The new hybrid systems offer considerable potential for accurate dosimetry both in 2D and 3D. Today, most SPECT/CT systems are based on diagnostic CT acquisition with a spatial resolution of an order of magnitude higher than the SPECT unit. In some systems, the CT unit can be used to obtain useful information also about the attenuation for the planar conjugate-view method by performing a full-length scan (so-called scout measurement). If the scaling between pixel units and density can be determined, then this transmission image will be the correction necessary for planar attenuation correction [64]. The high-quality image obtained from diagnostic CT units makes accurate SPECT quantification possible, and the known limitations with radionuclide-based transmission sources (downscatter, noise and limited spatial resolution) is eliminated by using CT.

Some issues need to be considered when doing absorbed dose calculations based on SPECT data. The most important is the fact that the SPECT images do not show the actual activity distribution. The images are affected by the particular system degradation in spatial resolution and the effect (discussed above in the partial volume section) is dependent on the source volume.

When calculating the absorbed dose, it is convenient to use CT images if proper scaling to density can be achieved. However, in most modern systems, the spatial resolution of the CT data can be of an order of magnitude better than the SPECT information. When using high-resolution CT as mass images in the voxel-by-voxel absorbed dose calculation, artefacts can be introduced where ‘counts’ spills out in regions of low densities. In addition, gas in the abdominal parts can result in very high absorbed doses because of the low CT voxel values in combination with blurring due to the limited spatial resolution in SPECT images. One way to overcome this problem is to reduce the spatial resolution of the CT images by convolution with a PSF that match the resolution of the SPECT system.

Most CT units are very fast with respect to image acquisition. This means that a CT image over the thorax may more reflect a particular time segment of the breathing cycle. A SPECT projection is generally acquired over a much longer time meaning that the image reflects a count distribution averaged over the whole respiration cycle. This can thus introduce artefacts during the correction for attenuation and absorbed dose calculations, especially close to the lung boundaries.
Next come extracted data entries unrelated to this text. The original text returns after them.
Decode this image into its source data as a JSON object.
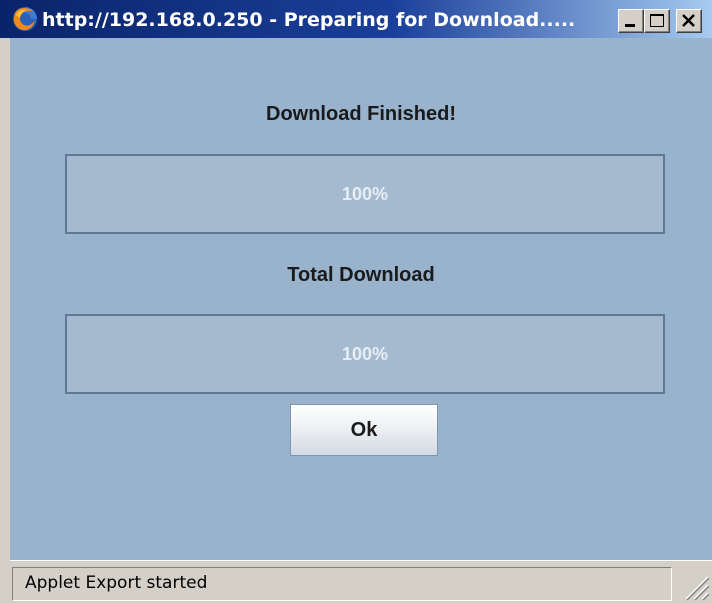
{
  "window": {
    "title": "http://192.168.0.250 - Preparing for Download....."
  },
  "dialog": {
    "file_status": "Download Finished!",
    "file_progress": {
      "label": "100%",
      "fraction": 1.0
    },
    "total_label": "Total Download",
    "total_progress": {
      "label": "100%",
      "fraction": 1.0
    },
    "ok_label": "Ok"
  },
  "statusbar": {
    "text": "Applet Export started"
  },
  "colors": {
    "content_bg": "#99b3cc",
    "progress_fill": "#a5b9cf",
    "progress_text": "#e8eef6",
    "titlebar_start": "#0a246a",
    "titlebar_end": "#a6caf0"
  }
}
Even if SPECT/CT images are accurately registered to each other in a hybrid system, there is a need for image registration when performing multiple SPECT/CT studies in order to obtain voxel-based time-activity curves. Image registration using CT-CT images are preferable here compared to SPECT-SPECT registration as they are more similar. However, if a diagnostic CT is used then the absorbed dose caused by multiple X-ray exposures can be significant. The problem can be reduced if the CT unit can be run in a ‘low-dose’ mode. The signal-to-noise ratio and spatial resolution may be reduced here, but for attenuation corrections and absorbed dose calculations, this is probably not a serious problem.

6 Conclusion

Quantitative SPECT has become a reality today mainly because of the considerable improvements effected in reconstruction algorithms where the corrections for image degradation due to photon attenuation, contribution of events such as the scattering of photons in the patient, collimator and camera housing, and septum penetration can be made in a consistent and natural manner in the forward projector step. The limitations that existed in earlier radionuclide-based transmission measurement methods are eliminated when using high-quality attenuation maps created by CT detectors, which are integrated into the SPECT gantry. Hybrid SPCT/CT systems also provide registered functional and anatomical images, thus reducing the need for software registration methods although registered software may be required when working with multiple SPECT/CT studies. Many scatter correction methods still rely on measurements in the secondary energy window but along with the improvement in computing power, real-time Monte Carlo simulation of scatter may be feasible for clinical use within a few years.